Não sinto nenhuma simpatia para com ditadores, nem para com regimes militares mais ou menos musculados, nem para com tiranos populistas. Mas também não tenho do mundo, sobretudo do mundo que fica para lá das muralhas de conforto do Ocidente, a visão idílica de que há um sentido de justiça e harmonia pronto a emanar do buraco mais infecto. Durante os perto de 20 dias que durou a ocupação da Praça Tahir, como agora, como durante os dias quentes na Túnisia ou a ameaça da crise se propagar a outros países da região, acho que havia muitas razões para termos o coração nas mãos: pelo mundo, pelos árabes, pelos egípcios em particular, por nós. Equivale isso a dizer que gostava de continuar a ver Mubarak no poder? Não mais do que, digamos, Hugo Chavez ou José Eduardo dos Santos, para referir apenas dois casos com os quais temos convivido de mais perto.

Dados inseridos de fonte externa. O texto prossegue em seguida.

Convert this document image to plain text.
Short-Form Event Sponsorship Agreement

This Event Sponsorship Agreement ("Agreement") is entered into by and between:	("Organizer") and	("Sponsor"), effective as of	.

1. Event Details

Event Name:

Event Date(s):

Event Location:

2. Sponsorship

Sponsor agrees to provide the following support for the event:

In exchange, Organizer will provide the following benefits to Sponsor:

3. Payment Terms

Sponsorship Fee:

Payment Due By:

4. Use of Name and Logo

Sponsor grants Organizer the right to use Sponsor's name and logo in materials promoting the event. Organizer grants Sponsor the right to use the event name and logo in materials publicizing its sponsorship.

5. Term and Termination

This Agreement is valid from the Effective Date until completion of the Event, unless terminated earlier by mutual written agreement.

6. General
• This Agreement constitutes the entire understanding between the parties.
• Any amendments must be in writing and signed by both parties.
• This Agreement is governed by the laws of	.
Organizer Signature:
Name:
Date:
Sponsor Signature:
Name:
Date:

Não tenho grande fé na democracia, e no seu poder milagroso de proporcionar desenvolvimento aos povos e às sociedades (lembramos que este foi o D que o 25 de Abril falhou em cumprir?) Sobretudo em relação a países em que a grande maioria da população é pobre, mas pobre assim ao nível da miséria mais indegente, a um nível que não conseguimos sequer imaginar. Olhando para a concreta sittuação do Egípto, não sei se, agora que o palco da revolução vai ser desmantelado, haverá muitas razões para estarmos confiantes. Esperemos que sim.

Só quero acrescentar que já fui ao Egípto, como turista, naturalmente. Foi o primeiro país árabe e muçulmano que visitei, e ainda bem, porque fiquei logo seduzido pelos árabes, pelos seus costumes, pelas suas paisagens, pela sua comida, pelas suas cidades, pelos seus mercados. Foi o facto de ter gostado tanto das pessoas que conheci, e dos lugares que visitei, sobretudo o Cairo e Alexandria, de um certo sentido de cosmopolitanismo que tem mais a ver com a cultura do que com o dinheiro, foi tudo isso que me fez, depois, ter vontade de conhecer outros países árabes ou do Magrebe. Tal como foi entrar pela primeira vez numa mesquita do Cairo, e tentar perceber os rudimentos do islamismo, que me fez perder o medo dos muçulmanos.

Afinal ainda fica por dizer que não tenho paciência nenhuma para com aqueles que vêm uma 'praça de gente madura' (como na canção do José Afonso) e começam logo a sonhar com 'estátuas de febre a arder'. É ofensivo para com os povos oprimidos do mundo compararmo-nos a eles. Nós, os portugueses, mesmo com as dificuldades provocadas por uma crise que teve na sua origem, não o esqueçamos, a especulação capitalista, estamos noutra liga. Os nossos dirigentes são apenas medíocres (como nós?), e não ditadores que acumulam poder e riqueza sobre a miséria. Termos a noção das proporções é sinal de sensatez e de maturidade: pessoal, social e política.